Plasmas, the powerful weapon against antibiotic-resistant pathogens, face a formidable opponent: bacteria armed with a heat shock protein. But fear not, a team of brilliant researchers led by Professor Julia Bandow and Dr. Tim Dirks from Ruhr University Bochum in Germany has made a groundbreaking discovery. They have uncovered the secrets of how bacteria overproducing the heat shock protein Hsp33 can withstand plasma treatment more effectively than their counterparts.
In their study, published in the esteemed Journal of the Royal Society Interface, the researchers revealed the specific components of plasma that activate the heat shock protein. When exposed to plasma, proteins lose their natural functions and clump together, rendering them toxic to cells. However, the mighty Hsp33, with its 33 kDa size, comes to the rescue by preventing this clumping and binding to unfolding proteins.
To test the protective powers of Hsp33, the researchers treated strains of bacteria that overproduce the protein with the Cinogy plasma source, commonly used in dermatology. The results were astonishing. These strains not only survived better than their wild-type counterparts after a short one-minute treatment but also remained active even after three minutes.
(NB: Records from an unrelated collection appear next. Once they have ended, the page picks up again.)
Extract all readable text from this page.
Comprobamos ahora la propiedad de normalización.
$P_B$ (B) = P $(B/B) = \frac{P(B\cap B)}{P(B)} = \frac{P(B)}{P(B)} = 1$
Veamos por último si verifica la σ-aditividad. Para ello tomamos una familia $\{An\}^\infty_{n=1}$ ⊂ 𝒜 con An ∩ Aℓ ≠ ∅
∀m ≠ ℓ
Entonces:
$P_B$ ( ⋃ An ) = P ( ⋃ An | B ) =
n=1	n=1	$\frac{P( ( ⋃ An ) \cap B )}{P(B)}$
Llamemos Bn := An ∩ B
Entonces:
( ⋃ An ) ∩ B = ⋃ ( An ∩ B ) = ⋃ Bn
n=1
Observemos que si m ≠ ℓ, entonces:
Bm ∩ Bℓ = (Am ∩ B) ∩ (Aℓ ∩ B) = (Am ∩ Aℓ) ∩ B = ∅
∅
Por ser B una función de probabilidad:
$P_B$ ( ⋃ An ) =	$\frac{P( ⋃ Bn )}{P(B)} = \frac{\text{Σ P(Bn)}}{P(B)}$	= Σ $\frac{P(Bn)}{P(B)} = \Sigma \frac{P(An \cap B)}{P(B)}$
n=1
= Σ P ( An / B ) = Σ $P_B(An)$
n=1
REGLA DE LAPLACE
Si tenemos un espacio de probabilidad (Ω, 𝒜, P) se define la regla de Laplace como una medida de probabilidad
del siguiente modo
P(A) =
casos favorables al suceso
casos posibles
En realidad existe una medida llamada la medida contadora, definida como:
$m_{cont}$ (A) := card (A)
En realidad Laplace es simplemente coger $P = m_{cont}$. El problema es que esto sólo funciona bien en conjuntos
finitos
However, prolonged exposure to plasma eventually led to the inactivation of the Hsp33-producing cells.
The team also investigated the activation of Hsp33 by subjecting the purified protein to the plasma source. They discovered that the protein’s activation is linked to oxidation and unfolding, which can be reversed. However, longer plasma treatment times of one hour resulted in the complete degradation of Hsp33. Additionally, the plasma negatively affected the protein’s ability to bind a zinc atom, which is crucial for maintaining its inactive state.
Curious about which plasma-produced species can activate Hsp33, the researchers conducted experiments using various stressors known to be produced by plasma. They found that Hsp33 responds to superoxide, singular oxygen, and atomic oxygen, but not to hydroxyl radicals and peroxynitrite. This valuable insight sheds light on the interaction between these species and bacterial cells. For instance, superoxide, one of the first species generated during oxidative stress, acts as a signaling molecule for bacteria, indicating further oxidative stress.
In conclusion, this groundbreaking research not only reveals the impressive defense mechanisms of bacteria against plasma treatment but also provides valuable knowledge about the activation of Hsp33. With this newfound understanding, scientists can develop more effective strategies to combat antibiotic-resistant pathogens and pave the way for innovative wound treatments.